Researchers have developed an all-solid-state sodium battery that maintains performance at sub-zero temperatures. Developed by researchers at the University of California, San Diego, the battery could help replace lithium-based power devices.
The researchers also revealed that sodium is a cheap, abundant, and less harmful alternative, but the all-solid-state batteries they created currently don't work well at room temperature.

The engineers heated a semi-stable form of sodium hydridoborate to the point where it began to crystallize, then rapidly cooled it to kinetically stabilize the crystal structure. This is a widely recognized technique, but one that had never before been applied to a solid electrolyte.
That familiarity could help turn this lab innovation into a real product in the future, the researchers say.
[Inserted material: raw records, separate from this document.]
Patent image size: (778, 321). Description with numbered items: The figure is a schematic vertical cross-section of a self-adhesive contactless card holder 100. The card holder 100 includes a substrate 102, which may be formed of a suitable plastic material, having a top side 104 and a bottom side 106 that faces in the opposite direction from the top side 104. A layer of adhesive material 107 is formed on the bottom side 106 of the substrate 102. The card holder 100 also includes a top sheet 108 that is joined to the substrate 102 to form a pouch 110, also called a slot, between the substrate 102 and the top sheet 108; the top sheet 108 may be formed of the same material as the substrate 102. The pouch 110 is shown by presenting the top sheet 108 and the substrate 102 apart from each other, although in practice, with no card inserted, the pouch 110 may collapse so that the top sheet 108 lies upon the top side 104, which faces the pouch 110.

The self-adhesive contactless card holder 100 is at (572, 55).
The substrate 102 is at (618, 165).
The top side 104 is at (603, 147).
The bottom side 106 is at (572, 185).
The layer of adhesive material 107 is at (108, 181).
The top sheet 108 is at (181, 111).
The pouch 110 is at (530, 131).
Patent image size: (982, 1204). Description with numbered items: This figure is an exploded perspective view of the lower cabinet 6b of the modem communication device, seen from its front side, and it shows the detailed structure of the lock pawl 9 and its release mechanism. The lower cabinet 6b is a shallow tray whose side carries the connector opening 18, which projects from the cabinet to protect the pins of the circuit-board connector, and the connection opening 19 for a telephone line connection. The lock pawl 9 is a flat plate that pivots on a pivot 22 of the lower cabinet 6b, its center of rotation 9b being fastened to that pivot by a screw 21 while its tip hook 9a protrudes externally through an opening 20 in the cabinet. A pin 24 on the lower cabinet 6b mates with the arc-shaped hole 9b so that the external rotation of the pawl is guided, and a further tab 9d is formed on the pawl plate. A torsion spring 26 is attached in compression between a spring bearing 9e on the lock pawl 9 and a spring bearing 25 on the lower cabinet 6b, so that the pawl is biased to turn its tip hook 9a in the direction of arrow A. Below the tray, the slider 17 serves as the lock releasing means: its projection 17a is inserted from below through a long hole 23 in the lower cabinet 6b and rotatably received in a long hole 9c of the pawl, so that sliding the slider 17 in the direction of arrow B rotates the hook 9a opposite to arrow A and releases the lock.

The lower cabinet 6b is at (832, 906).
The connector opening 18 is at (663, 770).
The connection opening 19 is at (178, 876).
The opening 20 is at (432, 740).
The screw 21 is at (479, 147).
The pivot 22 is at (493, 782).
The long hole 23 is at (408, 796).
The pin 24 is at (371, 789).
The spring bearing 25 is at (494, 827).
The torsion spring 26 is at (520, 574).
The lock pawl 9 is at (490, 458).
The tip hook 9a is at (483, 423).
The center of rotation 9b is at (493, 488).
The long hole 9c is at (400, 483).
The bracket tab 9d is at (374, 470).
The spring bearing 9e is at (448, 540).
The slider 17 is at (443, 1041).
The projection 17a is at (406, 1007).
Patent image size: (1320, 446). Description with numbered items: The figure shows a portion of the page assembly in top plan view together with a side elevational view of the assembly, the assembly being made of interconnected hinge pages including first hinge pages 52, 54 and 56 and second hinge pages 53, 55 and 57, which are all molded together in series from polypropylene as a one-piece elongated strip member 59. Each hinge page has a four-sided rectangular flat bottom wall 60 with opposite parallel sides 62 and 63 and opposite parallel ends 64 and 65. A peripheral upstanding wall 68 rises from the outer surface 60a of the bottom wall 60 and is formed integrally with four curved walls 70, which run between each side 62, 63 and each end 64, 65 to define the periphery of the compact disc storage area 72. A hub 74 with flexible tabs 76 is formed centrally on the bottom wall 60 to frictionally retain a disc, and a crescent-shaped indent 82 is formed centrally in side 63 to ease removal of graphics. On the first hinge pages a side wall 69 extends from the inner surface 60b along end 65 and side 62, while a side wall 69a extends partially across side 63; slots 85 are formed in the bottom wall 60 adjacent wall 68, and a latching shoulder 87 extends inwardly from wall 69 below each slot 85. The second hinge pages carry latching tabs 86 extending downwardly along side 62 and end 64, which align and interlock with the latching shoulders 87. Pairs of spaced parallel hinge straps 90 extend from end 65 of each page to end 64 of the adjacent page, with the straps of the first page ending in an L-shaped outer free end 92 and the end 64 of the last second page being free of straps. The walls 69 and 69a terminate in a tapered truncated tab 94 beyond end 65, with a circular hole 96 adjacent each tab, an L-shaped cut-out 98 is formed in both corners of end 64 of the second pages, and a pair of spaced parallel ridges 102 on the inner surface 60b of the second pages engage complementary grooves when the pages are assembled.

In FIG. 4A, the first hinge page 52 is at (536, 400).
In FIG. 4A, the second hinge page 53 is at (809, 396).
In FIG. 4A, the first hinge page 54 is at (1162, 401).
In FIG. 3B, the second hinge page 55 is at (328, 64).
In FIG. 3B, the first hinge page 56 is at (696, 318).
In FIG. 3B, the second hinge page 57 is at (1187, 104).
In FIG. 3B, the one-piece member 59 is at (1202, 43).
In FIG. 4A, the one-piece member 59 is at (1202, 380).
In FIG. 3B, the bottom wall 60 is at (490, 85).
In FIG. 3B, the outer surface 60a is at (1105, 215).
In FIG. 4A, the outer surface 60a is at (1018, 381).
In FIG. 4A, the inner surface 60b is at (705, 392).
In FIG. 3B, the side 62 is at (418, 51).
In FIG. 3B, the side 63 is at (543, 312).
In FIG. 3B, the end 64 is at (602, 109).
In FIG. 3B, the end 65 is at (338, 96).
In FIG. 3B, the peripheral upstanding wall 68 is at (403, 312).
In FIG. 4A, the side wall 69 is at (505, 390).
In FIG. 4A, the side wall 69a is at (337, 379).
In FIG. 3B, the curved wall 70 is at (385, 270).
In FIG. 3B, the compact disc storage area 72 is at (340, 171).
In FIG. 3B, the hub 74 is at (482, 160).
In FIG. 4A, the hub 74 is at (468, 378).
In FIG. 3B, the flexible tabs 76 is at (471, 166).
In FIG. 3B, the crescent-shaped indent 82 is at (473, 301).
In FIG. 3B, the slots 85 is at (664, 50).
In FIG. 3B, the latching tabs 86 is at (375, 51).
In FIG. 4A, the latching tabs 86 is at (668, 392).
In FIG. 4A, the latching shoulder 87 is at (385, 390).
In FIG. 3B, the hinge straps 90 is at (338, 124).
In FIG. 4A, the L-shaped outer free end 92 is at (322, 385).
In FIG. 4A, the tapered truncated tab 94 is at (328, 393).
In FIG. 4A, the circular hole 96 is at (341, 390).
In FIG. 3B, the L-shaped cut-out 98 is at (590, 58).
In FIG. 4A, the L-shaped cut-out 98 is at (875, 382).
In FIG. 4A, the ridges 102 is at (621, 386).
"It's not a matter of sodium versus lithium, we need both," said Professor Y. Shirley Meng, of the University of Chicago Pritzker School of Molecular Engineering (UChicago PME - USA). "When we think about future energy storage solutions, we should envision the same giant factory being able to produce products based on both lithium and sodium chemistries. This new research brings us closer to that ultimate goal while advancing the fundamental science along the way."
The team also notes that the sodium chemistry is interesting, but the sodium solid electrolyte shows limited ionic conductivity at room temperature.
The UC San Diego group's work combines computational and experimental data to evaluate the metastable nature of sodium hydridoborate and demonstrates that rapid cooling from the crystallization regime locks orthorhombic phase dynamics with fast Na+ migration.

Solid-state sodium batteries offer hope for a less environmentally damaging energy solution.
The researchers note that when combined with a chloride-based solid electrolyte-coated cathode, this superstable phase allows for the creation of dense, high-area-load composite cathodes that maintain performance at sub-zero temperatures.
"Since the basic principle is to kinetically stabilize the anionic framework favoring diffusion, this approach is transferable to related hydridoborates and other anionic cluster chemistries. This work provides a practical design strategy and processing guidelines for high-performance solid electrolytes," the team reports.
Co-author Sam Oh of the A*STAR Institute for Materials Research and Engineering in Singapore said the research helps put sodium on a more level playing field with lithium in terms of electrochemical performance.
"The breakthrough we achieved is that we are actually stabilizing a semistable structure that has never been reported before. This semistable structure of sodium hydridoborate has a very high ionic conductivity, at least one order of magnitude higher than the ionic conductivity reported in the literature, and three to four orders of magnitude higher than the precursor itself."
This research offers the prospect of using a much cheaper and more easily available feedstock than lithium. For many years, along with the development of portable digital devices, humanity has had to make huge environmental trade-offs when mining and refining lithium.